Warning: This video contains strong language (and a giant spider)

Sydney resident Adam Farrow-Palmer was shocked when the wasp (belonging to the Pompilidae family) flew in through the back door and latched on to a huntsman twice its size, before dragging its prize around the kitchen. After following the insect and its arachnid prey to the bathroom, Farrow-Palmer was eventually able to capture the pair and move them outside.

Perhaps unsettled after being relocated, the wasp abandoned its supersized meal, sparing the huntsman a fate worse than death. "Spider wasps are parasitic insects who inject paralysing toxins into spiders before turning them into incubators for [their] larvae," explains the Northern Territory Parks and Wildlife team.

After paralysis takes hold, the wasp hauls its immobilised victim to a burrow, where it will lay a single egg in the arachnid's abdomen. When the egg hatches, the mini-wasp immediately gets to work devouring its "live incubator" from the inside out. "It eats the spider bit by bit, leaving the vital organs [for] last so it'll stay alive for longer,” David Bock, coordinator at the Australian Museum's Search and Discover Department explained to Mashable.

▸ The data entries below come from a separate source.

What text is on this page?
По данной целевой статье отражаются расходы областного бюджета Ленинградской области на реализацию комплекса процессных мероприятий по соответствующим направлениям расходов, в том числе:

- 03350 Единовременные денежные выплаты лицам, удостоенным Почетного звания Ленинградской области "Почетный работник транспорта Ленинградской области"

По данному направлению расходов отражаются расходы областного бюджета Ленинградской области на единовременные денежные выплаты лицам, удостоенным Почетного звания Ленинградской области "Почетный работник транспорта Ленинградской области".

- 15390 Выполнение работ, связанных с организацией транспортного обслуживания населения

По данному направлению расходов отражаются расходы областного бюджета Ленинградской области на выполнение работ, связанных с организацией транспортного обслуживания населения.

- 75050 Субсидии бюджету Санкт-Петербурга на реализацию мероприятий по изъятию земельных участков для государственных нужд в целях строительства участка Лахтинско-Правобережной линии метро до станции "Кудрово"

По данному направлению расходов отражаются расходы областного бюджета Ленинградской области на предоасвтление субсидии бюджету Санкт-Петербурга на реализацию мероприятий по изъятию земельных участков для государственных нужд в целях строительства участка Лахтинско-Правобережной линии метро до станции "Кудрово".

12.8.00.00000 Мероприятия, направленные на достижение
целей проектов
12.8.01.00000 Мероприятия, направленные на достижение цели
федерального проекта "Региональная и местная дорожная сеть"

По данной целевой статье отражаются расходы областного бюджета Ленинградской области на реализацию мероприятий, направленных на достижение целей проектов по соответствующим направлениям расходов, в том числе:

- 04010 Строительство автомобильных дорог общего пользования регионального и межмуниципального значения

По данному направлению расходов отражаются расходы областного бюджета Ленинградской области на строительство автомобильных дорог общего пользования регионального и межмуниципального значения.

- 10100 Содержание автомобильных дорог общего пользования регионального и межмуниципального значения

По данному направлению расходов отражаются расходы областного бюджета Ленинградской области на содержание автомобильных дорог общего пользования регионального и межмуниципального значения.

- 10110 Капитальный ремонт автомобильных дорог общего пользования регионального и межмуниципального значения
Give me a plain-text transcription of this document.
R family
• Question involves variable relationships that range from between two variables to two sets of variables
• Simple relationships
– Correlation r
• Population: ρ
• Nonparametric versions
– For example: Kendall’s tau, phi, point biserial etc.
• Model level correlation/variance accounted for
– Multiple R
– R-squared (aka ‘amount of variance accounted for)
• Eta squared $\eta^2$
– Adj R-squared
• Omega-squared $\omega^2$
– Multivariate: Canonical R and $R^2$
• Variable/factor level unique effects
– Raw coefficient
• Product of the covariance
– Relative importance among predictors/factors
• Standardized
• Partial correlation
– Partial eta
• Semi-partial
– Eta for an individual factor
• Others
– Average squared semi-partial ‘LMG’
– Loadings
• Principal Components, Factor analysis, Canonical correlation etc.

Grisly as it may seem, using live prey to rear young is a pretty common parenting tactic among insects, and it's employed by a host of species. According to Patrick Honan, entomologist and Museum of Victoria manager of live exhibits, one in ten insects is parasitic.

The summer months of December and January are prime breeding time for spider wasps in the Southern Hemisphere, so the chances of encountering parasitic behaviour like this are at their highest. Last month, a wolf spider met its gruesome end in a similar incident that was filmed in Howard Springs Nature Park. But the action doesn't only take place Down Under. Spider wasp species are widespread throughout Africa, Australia, Asia and South America, along with their preferred hosts – huntsman and wolf spiders.